アメリカのトランプ大統領が導入した輸入関税に対し、欧州議会では強い反発の声が上がっている。議員らはこの関税政策を「脅迫」「いじめ」と非難し、EUは対抗措置を講じるべきだと主張している。しかし、実際にどのような対抗策を取るべきかについては意見が分かれている。

トランプ氏はアメリカ経済保護を名目に、欧州製品を含む幅広い輸入品に対して高関税を課した。これにより、EU製品は米国市場で割高となり、消費者が米国製品を選ぶ傾向が強まっている。

ブリュッセルはすでに報復措置の意向を示しているが、その具体的内容は未定である。欧州議会ではこの問題を巡って激しい議論が交わされ、オランダの緑の党議員エイクハウトは「愚かで危険なゲーム」と批判し、EUは「いじめっ子にひるむべきではない」と訴えた。

一方、極右政党はトランプ氏を政治的同志と見なしており、強い非難は避ける姿勢を見せている。彼らはトランプ氏の経済保護の姿勢に理解を示し、EUも同様の対策を取るべきだと主張している。特に欧州グリーンディールのような環境規制が企業の競争力を削いでいるとして、厳しい批判を浴びせている。

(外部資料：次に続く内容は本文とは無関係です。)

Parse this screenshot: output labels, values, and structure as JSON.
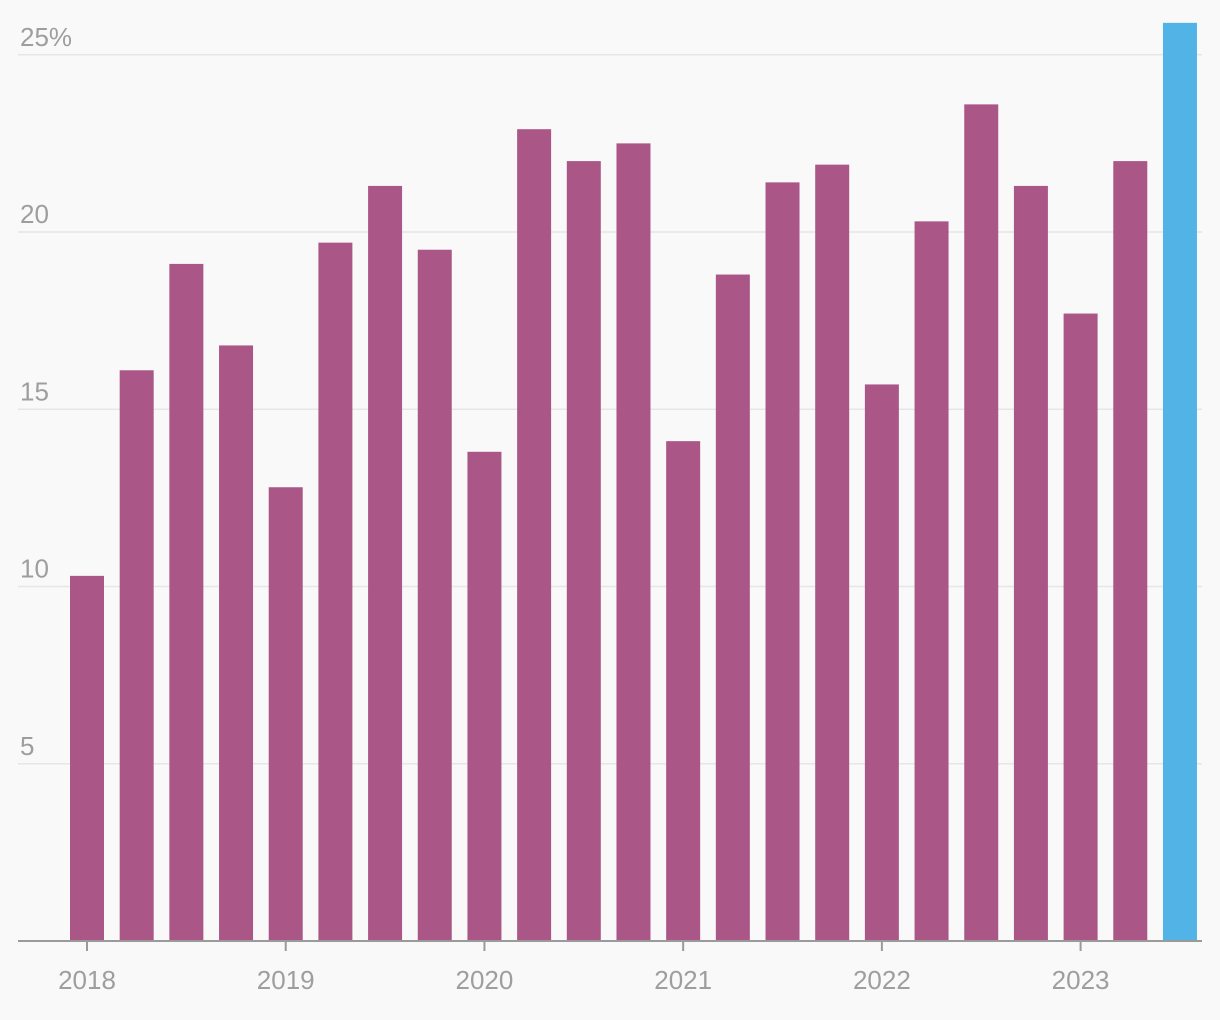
{
  "chart_data": {
    "type": "bar",
    "title": "",
    "xlabel": "",
    "ylabel": "",
    "ylim": [
      0,
      25
    ],
    "y_ticks": [
      {
        "value": 5,
        "label": "5"
      },
      {
        "value": 10,
        "label": "10"
      },
      {
        "value": 15,
        "label": "15"
      },
      {
        "value": 20,
        "label": "20"
      },
      {
        "value": 25,
        "label": "25%"
      }
    ],
    "x_year_labels": [
      "2018",
      "2019",
      "2020",
      "2021",
      "2022",
      "2023"
    ],
    "categories": [
      "2018 Q1",
      "2018 Q2",
      "2018 Q3",
      "2018 Q4",
      "2019 Q1",
      "2019 Q2",
      "2019 Q3",
      "2019 Q4",
      "2020 Q1",
      "2020 Q2",
      "2020 Q3",
      "2020 Q4",
      "2021 Q1",
      "2021 Q2",
      "2021 Q3",
      "2021 Q4",
      "2022 Q1",
      "2022 Q2",
      "2022 Q3",
      "2022 Q4",
      "2023 Q1",
      "2023 Q2",
      "2023 Q3"
    ],
    "values": [
      10.3,
      16.1,
      19.1,
      16.8,
      12.8,
      19.7,
      21.3,
      19.5,
      13.8,
      22.9,
      22.0,
      22.5,
      14.1,
      18.8,
      21.4,
      21.9,
      15.7,
      20.3,
      23.6,
      21.3,
      17.7,
      22.0,
      25.9
    ],
    "colors": {
      "default": "#aa5787",
      "highlight": "#52b3e6"
    },
    "highlight_index": 22,
    "grid": true
  }
}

欧州委員会も対米強硬策には慎重で、先に発表していた報復関税は一時停止されている。これは交渉による合意を模索するためであり、現在両者は関税の削減を目指して交渉中である。

一方で、アメリカはEU製品の70%に関税を課しており、さらにトラックや半導体、医薬品など6品目への新たな関税を検討中である。これが実現すれば、対象はEU製品全体の97%に及ぶ可能性がある。

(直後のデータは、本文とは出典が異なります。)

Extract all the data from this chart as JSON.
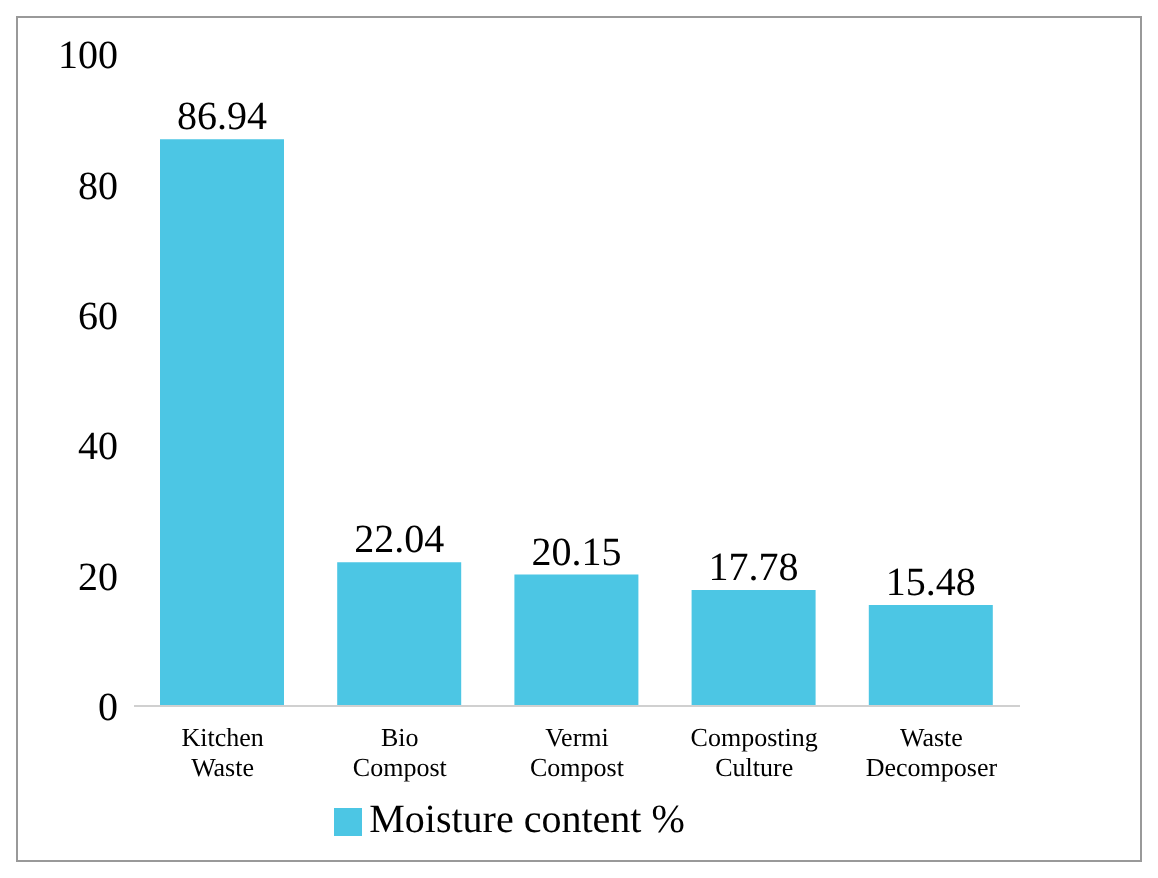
{
  "chart_data": {
    "type": "bar",
    "categories": [
      "Kitchen Waste",
      "Bio Compost",
      "Vermi Compost",
      "Composting Culture",
      "Waste Decomposer"
    ],
    "series": [
      {
        "name": "Moisture content %",
        "color": "#4cc6e4",
        "values": [
          86.94,
          22.04,
          20.15,
          17.78,
          15.48
        ]
      }
    ],
    "ylim": [
      0,
      100
    ],
    "yticks": [
      0,
      20,
      40,
      60,
      80,
      100
    ],
    "grid": false,
    "legend": "bottom",
    "data_labels": true
  }
}
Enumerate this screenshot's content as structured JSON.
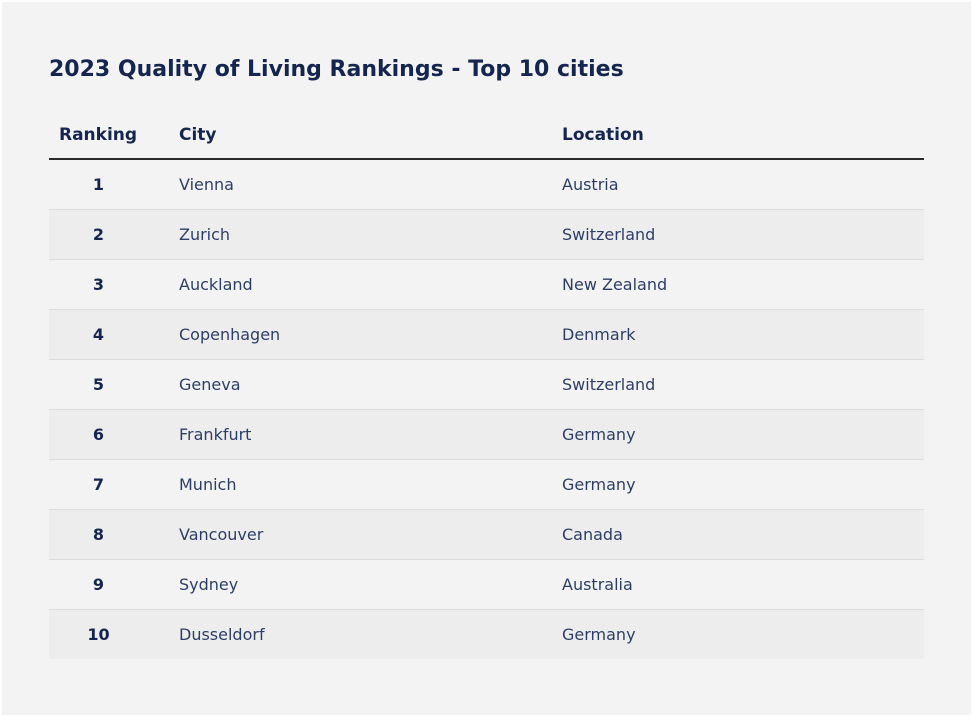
{
  "title": "2023 Quality of Living Rankings - Top 10 cities",
  "table": {
    "headers": {
      "ranking": "Ranking",
      "city": "City",
      "location": "Location"
    },
    "rows": [
      {
        "rank": "1",
        "city": "Vienna",
        "location": "Austria"
      },
      {
        "rank": "2",
        "city": "Zurich",
        "location": "Switzerland"
      },
      {
        "rank": "3",
        "city": "Auckland",
        "location": "New Zealand"
      },
      {
        "rank": "4",
        "city": "Copenhagen",
        "location": "Denmark"
      },
      {
        "rank": "5",
        "city": "Geneva",
        "location": "Switzerland"
      },
      {
        "rank": "6",
        "city": "Frankfurt",
        "location": "Germany"
      },
      {
        "rank": "7",
        "city": "Munich",
        "location": "Germany"
      },
      {
        "rank": "8",
        "city": "Vancouver",
        "location": "Canada"
      },
      {
        "rank": "9",
        "city": "Sydney",
        "location": "Australia"
      },
      {
        "rank": "10",
        "city": "Dusseldorf",
        "location": "Germany"
      }
    ]
  },
  "colors": {
    "heading": "#14264f",
    "text": "#2d3e66",
    "background": "#f3f3f3",
    "stripe": "#ededed"
  }
}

EUはすべての工業製品への関税撤廃を提案する一方で、アメリカ製品が欧州で流通しやすくなるよう認証規則の見直しにも柔軟な姿勢を見せている。ただし、交渉が決裂した場合には、報復関税やアメリカの巨大IT企業に対する措置など、あらゆる対応を辞さない構えである。

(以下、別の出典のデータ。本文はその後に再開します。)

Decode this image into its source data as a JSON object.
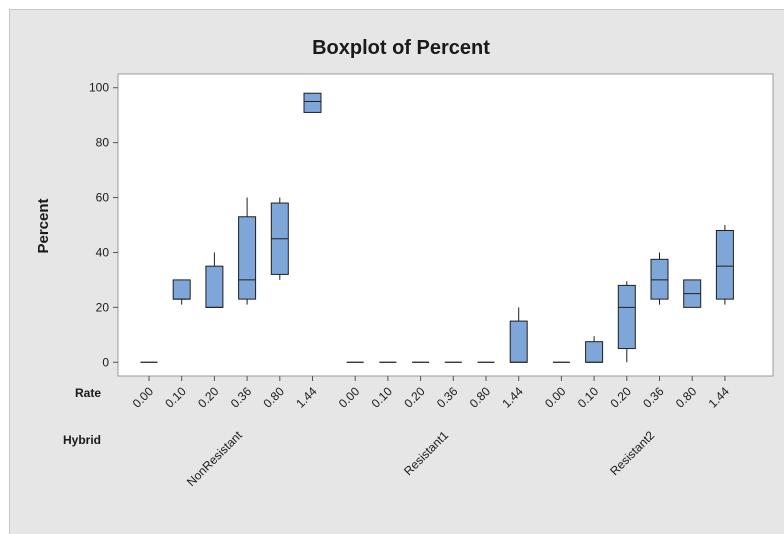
{
  "chart_data": {
    "type": "boxplot",
    "title": "Boxplot of Percent",
    "ylabel": "Percent",
    "ylim": [
      -5,
      105
    ],
    "yticks": [
      0,
      20,
      40,
      60,
      80,
      100
    ],
    "grid": false,
    "factor_labels": {
      "rate": "Rate",
      "hybrid": "Hybrid"
    },
    "box_color": "#7ea6d8",
    "edge_color": "#1f1f1f",
    "groups": [
      {
        "hybrid": "NonResistant",
        "boxes": [
          {
            "rate": "0.00",
            "min": 0,
            "q1": 0,
            "median": 0,
            "q3": 0,
            "max": 0
          },
          {
            "rate": "0.10",
            "min": 21,
            "q1": 23,
            "median": 23,
            "q3": 30,
            "max": 30
          },
          {
            "rate": "0.20",
            "min": 20,
            "q1": 20,
            "median": 20,
            "q3": 35,
            "max": 40
          },
          {
            "rate": "0.36",
            "min": 21,
            "q1": 23,
            "median": 30,
            "q3": 53,
            "max": 60
          },
          {
            "rate": "0.80",
            "min": 30,
            "q1": 32,
            "median": 45,
            "q3": 58,
            "max": 60
          },
          {
            "rate": "1.44",
            "min": 91,
            "q1": 91,
            "median": 95,
            "q3": 98,
            "max": 98
          }
        ]
      },
      {
        "hybrid": "Resistant1",
        "boxes": [
          {
            "rate": "0.00",
            "min": 0,
            "q1": 0,
            "median": 0,
            "q3": 0,
            "max": 0
          },
          {
            "rate": "0.10",
            "min": 0,
            "q1": 0,
            "median": 0,
            "q3": 0,
            "max": 0
          },
          {
            "rate": "0.20",
            "min": 0,
            "q1": 0,
            "median": 0,
            "q3": 0,
            "max": 0
          },
          {
            "rate": "0.36",
            "min": 0,
            "q1": 0,
            "median": 0,
            "q3": 0,
            "max": 0
          },
          {
            "rate": "0.80",
            "min": 0,
            "q1": 0,
            "median": 0,
            "q3": 0,
            "max": 0
          },
          {
            "rate": "1.44",
            "min": 0,
            "q1": 0,
            "median": 0,
            "q3": 15,
            "max": 20
          }
        ]
      },
      {
        "hybrid": "Resistant2",
        "boxes": [
          {
            "rate": "0.00",
            "min": 0,
            "q1": 0,
            "median": 0,
            "q3": 0,
            "max": 0
          },
          {
            "rate": "0.10",
            "min": 0,
            "q1": 0,
            "median": 0,
            "q3": 7.5,
            "max": 9.5
          },
          {
            "rate": "0.20",
            "min": 0,
            "q1": 5,
            "median": 20,
            "q3": 28,
            "max": 29.5
          },
          {
            "rate": "0.36",
            "min": 21,
            "q1": 23,
            "median": 30,
            "q3": 37.5,
            "max": 40
          },
          {
            "rate": "0.80",
            "min": 20,
            "q1": 20,
            "median": 25,
            "q3": 30,
            "max": 30
          },
          {
            "rate": "1.44",
            "min": 21,
            "q1": 23,
            "median": 35,
            "q3": 48,
            "max": 50
          }
        ]
      }
    ]
  }
}
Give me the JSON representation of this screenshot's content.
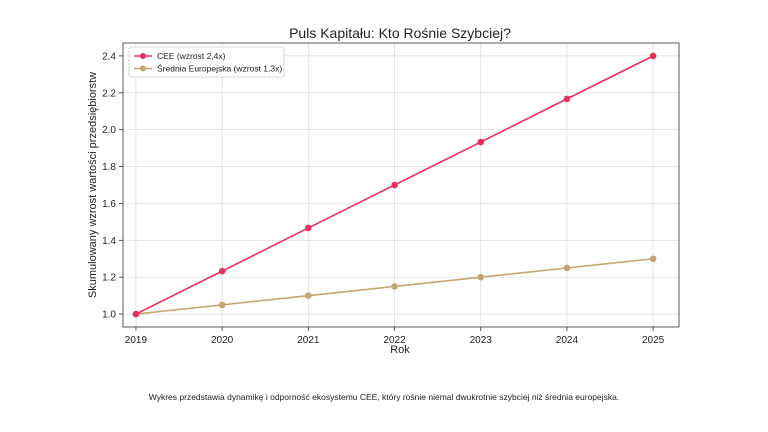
{
  "chart_data": {
    "type": "line",
    "title": "Puls Kapitału: Kto Rośnie Szybciej?",
    "xlabel": "Rok",
    "ylabel": "Skumulowany wzrost wartości przedsiębiorstw",
    "x": [
      2019,
      2020,
      2021,
      2022,
      2023,
      2024,
      2025
    ],
    "xticks": [
      "2019",
      "2020",
      "2021",
      "2022",
      "2023",
      "2024",
      "2025"
    ],
    "yticks": [
      "1.0",
      "1.2",
      "1.4",
      "1.6",
      "1.8",
      "2.0",
      "2.2",
      "2.4"
    ],
    "xlim": [
      2018.85,
      2025.3
    ],
    "ylim": [
      0.93,
      2.47
    ],
    "grid": true,
    "legend_position": "top-left",
    "series": [
      {
        "name": "CEE (wzrost 2,4x)",
        "color": "#e8305c",
        "marker": "circle",
        "values": [
          1.0,
          1.233,
          1.467,
          1.7,
          1.933,
          2.167,
          2.4
        ]
      },
      {
        "name": "Średnia Europejska (wzrost 1,3x)",
        "color": "#c6a572",
        "marker": "circle",
        "values": [
          1.0,
          1.05,
          1.1,
          1.15,
          1.2,
          1.25,
          1.3
        ]
      }
    ]
  },
  "caption": "Wykres przedstawia dynamikę i odporność ekosystemu CEE, który rośnie niemal dwukrotnie szybciej niż średnia europejska."
}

さらに、EUはアメリカの関税を世界貿易機関(WTO)に提訴する可能性も示唆しているが、同機関はトランプ政権の影響で2019年以降機能不全に陥っており、効果的な対応ができるかは不透明である。

EUはまた、カナダ、日本、南米諸国など他の国々との自由貿易協定締結にも期待を寄せており、現在多くの国がEUとの取引強化に関心を示しているという。